De Oasis Diner was een restaurant aan Farmington Avenue, aan de andere kant van de stad, aan de weg naar het Mark Twain House en West Hartford. Het Oasis had een interieur in art-deco- stijl,met aan de muur geplet roestvrij staal en filmfoto's van Brando, Monroe en James Dean. Dart nam vanille, Abby frambozen met chocoladesaus.

'Nou?' vroeg ze. Onderweg hadden ze geen woord gezegd.

'Voordat Kowalski op Moordzaken werkte, zat hij op Narcotica,' zei Dart. 'In Doe Ray's voorlopig rapport over Stapleton staat dat hij injectiesporen had.

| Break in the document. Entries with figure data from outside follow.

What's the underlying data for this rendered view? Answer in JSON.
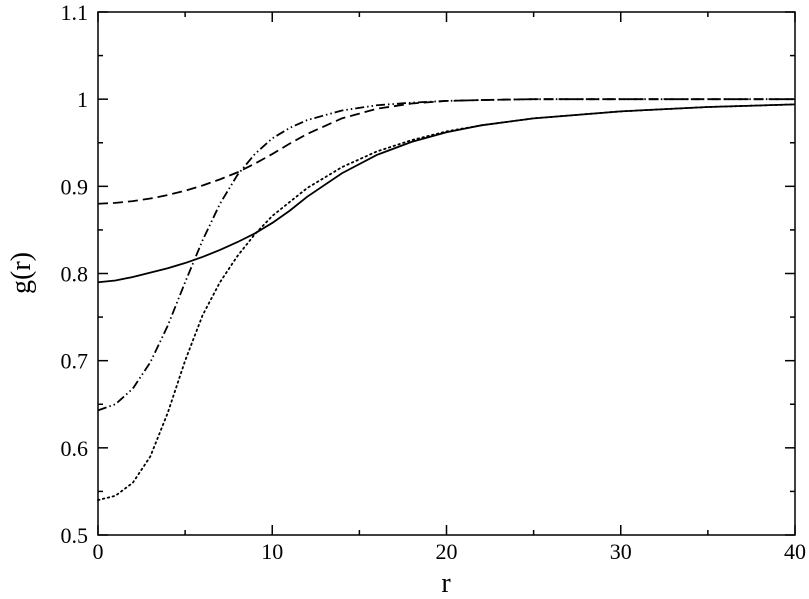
{
  "chart_data": {
    "type": "line",
    "x_label": "r",
    "y_label": "g(r)",
    "x": [
      0,
      1,
      2,
      3,
      4,
      5,
      6,
      7,
      8,
      9,
      10,
      11,
      12,
      14,
      16,
      18,
      20,
      22,
      25,
      30,
      35,
      40
    ],
    "series": [
      {
        "color": "#000000",
        "dash": "solid",
        "values": [
          0.79,
          0.792,
          0.796,
          0.801,
          0.806,
          0.812,
          0.819,
          0.827,
          0.836,
          0.846,
          0.858,
          0.872,
          0.888,
          0.915,
          0.936,
          0.951,
          0.962,
          0.97,
          0.978,
          0.986,
          0.991,
          0.994
        ]
      },
      {
        "color": "#000000",
        "dash": "dotted",
        "values": [
          0.54,
          0.545,
          0.56,
          0.59,
          0.64,
          0.7,
          0.752,
          0.79,
          0.82,
          0.845,
          0.866,
          0.882,
          0.898,
          0.922,
          0.94,
          0.953,
          0.963,
          0.97,
          0.978,
          0.986,
          0.991,
          0.994
        ]
      },
      {
        "color": "#000000",
        "dash": "dashed",
        "values": [
          0.88,
          0.881,
          0.883,
          0.886,
          0.89,
          0.895,
          0.901,
          0.908,
          0.916,
          0.926,
          0.937,
          0.949,
          0.96,
          0.978,
          0.989,
          0.995,
          0.998,
          0.999,
          1.0,
          1.0,
          1.0,
          1.0
        ]
      },
      {
        "color": "#000000",
        "dash": "dash-dot-dot",
        "values": [
          0.643,
          0.65,
          0.668,
          0.698,
          0.74,
          0.79,
          0.838,
          0.88,
          0.913,
          0.937,
          0.955,
          0.967,
          0.976,
          0.987,
          0.993,
          0.996,
          0.998,
          0.999,
          1.0,
          1.0,
          1.0,
          1.0
        ]
      }
    ],
    "xlim": [
      0,
      40
    ],
    "ylim": [
      0.5,
      1.1
    ],
    "xticks": [
      0,
      10,
      20,
      30,
      40
    ],
    "yticks": [
      0.5,
      0.6,
      0.7,
      0.8,
      0.9,
      1,
      1.1
    ],
    "xminorticks": [
      5,
      15,
      25,
      35
    ],
    "yminorticks": [
      0.55,
      0.65,
      0.75,
      0.85,
      0.95,
      1.05
    ],
    "grid": false
  }
}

Misschien stellen ze niets voor, maar het is mogelijk dat Stapleton een dealer was, en Lawrence misschien ook. Het punt is, we zullen het nooit weten, want de dossiers van Narcotica zijn opgeborgen. Als we, na alles wat ze hebben onderzocht, vragen gaan stellen, steken we ons in een wespennest. Dan heeft Haite vast en zeker een heleboel vragen waar we geen antwoord op willen geven voordat we zelf een paar antwoorden hebben. Kun je me nog volgen?'

'Helemaal,' zei ze, likkend aan de chocoladesaus. Ze deed geen enkele poging haar plezier in het ijs te verbergen en likte toen ook over haar lippen. 'Lawrence werd vermoord omdat hij te veel wist?'

'Het hangt ervan af of we Lewellan Page geloven of niet,' zei hij.

'Ze zou in de getuigenbank niet standhouden, als je dat bedoelt. Nee. Ze zou aan stukken gescheurd worden door de psychologen. Die zouden namelijk ontdekken dat ze misbruikt was en allerlei redenen vinden waarom ze zou verzinnen dat iemand Gerry Law had vermoord. Dat is mijn professionele opinie. Ik persoonlijk geloof haar, en ik denk dat jij haar ook gelooft, anders zouden we hier nu niet zitten en zou jij er niet zo moe en afgetobd uitzien.

Als we via Interne Zaken om het Narcotica-dossier van Lawrence vragen, is daar een stapel papieren voor nodig en duurt het zes weken. Verder kunnen we op een heel stel ondervragingen en rapporten rekenen en moeten we op een gegeven moment alles op tafel leggen.

Intussen slapen we niet goed,' zei ze, en ze nam weer iets van het ijs. Ze bracht het op een witte plastic lepel naar haar mond en ging zacht met haar lippen over het oppervlak om steeds een klein beetje van het heerlijke ijs te genieten, net zolang tot het ijs dat op de lepel zat verdwenen was. Hij had niet het gevoel dat ze het opzettelijk erg sensueel wilde maken - het leek gewoon haar manier van ijs eten. Toch had Dart het er moeilijk mee. Hoe zou het aanvoelen om door haar gekust te worden?

'Ik zou graag in het archief van Narcotica willen,' bekende hij.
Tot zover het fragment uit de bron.